The man didn’t know what he was talking about. Of course Cambria would forgive him. She was his wife, wasn’t she? As for the alliance…
Owen struck once, hard, against Holden’s injured side. Holden cursed under his breath. He should have seen that one coming.
“You’ve lost her,” Owen continued, creeping like a crab at the verge of Holden’s reach, “just like you’ll lose Blackhaugh.”
Holden slashed forward, slicing Owen’s arm, but not as deeply as he wanted to. Owen backed away, wheezing in pain.
“You may kill me,” Owen gasped, “but it won’t solve anything. She’ll never trust you again. The Scots will never trust you. You’ll lose the keep, and I’ll still win.”
Holden didn’t believe that for a moment. Cambria knew about the strategies of war—why he’d done what he’d done, what he’d been forced to say. He wiped his sweaty palm absently across his chest. It came back drenched in scarlet. Hell, he was dripping blood again. That last maneuver had torn open the gash.

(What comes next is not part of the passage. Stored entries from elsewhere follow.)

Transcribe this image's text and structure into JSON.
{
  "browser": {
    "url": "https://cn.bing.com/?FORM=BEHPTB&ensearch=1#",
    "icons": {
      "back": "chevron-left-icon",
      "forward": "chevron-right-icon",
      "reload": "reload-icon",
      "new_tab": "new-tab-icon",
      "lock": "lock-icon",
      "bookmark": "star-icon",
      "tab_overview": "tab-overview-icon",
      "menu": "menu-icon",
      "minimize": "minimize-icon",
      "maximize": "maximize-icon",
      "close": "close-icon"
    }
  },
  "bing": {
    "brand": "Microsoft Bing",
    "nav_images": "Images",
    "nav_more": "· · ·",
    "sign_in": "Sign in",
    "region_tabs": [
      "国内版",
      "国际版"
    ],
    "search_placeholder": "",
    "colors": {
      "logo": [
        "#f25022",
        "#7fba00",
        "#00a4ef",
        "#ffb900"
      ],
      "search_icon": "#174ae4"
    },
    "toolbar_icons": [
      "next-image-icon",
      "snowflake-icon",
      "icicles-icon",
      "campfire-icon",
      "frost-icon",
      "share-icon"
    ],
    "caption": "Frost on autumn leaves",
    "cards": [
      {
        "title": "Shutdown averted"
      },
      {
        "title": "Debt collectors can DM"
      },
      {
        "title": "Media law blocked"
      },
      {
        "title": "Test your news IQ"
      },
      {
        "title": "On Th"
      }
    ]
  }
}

“And you’ll always wonder,” Owen said, panting with malevolent cheer, “about the babe.”
Holden stumbled. Owen’s grinning face began to swim in his vision, doubling, tripling. A soft, soothing, dark cloud flirted at the edges of his sight. Lord, he couldn’t faint. Not now.
Desperate, he doubled his left fist, lifting it high. With sheer determination and force, he brought it down, pounding it as hard as he could against his wounded ribs. Pain burst through the fog of unconsciousness, wrenching a groan from him, but bringing him instantly awake.
“You’ll never know,” Owen taunted, nibbling at Holden’s soul like a crow after carrion, “if the child is yours or mine.”
Child? What child? What was Owen talking about? He swung his blade about, but Owen danced out of the way.
“You see,” Owen continued, huffing now, his eyes mad with his story, “I bedded the bitch.”
Holden couldn’t blot out the image that sprang to his mind—the repulsive, monstrous Owen sprawled atop Cambria. He slashed out again, but he could feel his strength ebbing. Owen dodged the blow.
“Oh, she wasn’t willing. You havethatright.” He swung at Holden’s head and missed. “But it’s amazing what one can do with the proper restraints.”
Holden’s mouth twisted into a snarl. Owen had raped Cambria. He began to tremble with rage as he envisioned it: Owen’s filthy claws gripping her soft flesh, his foul mouth staining her skin with slavering kisses, his pathetic bird’s cock savaging her tender body.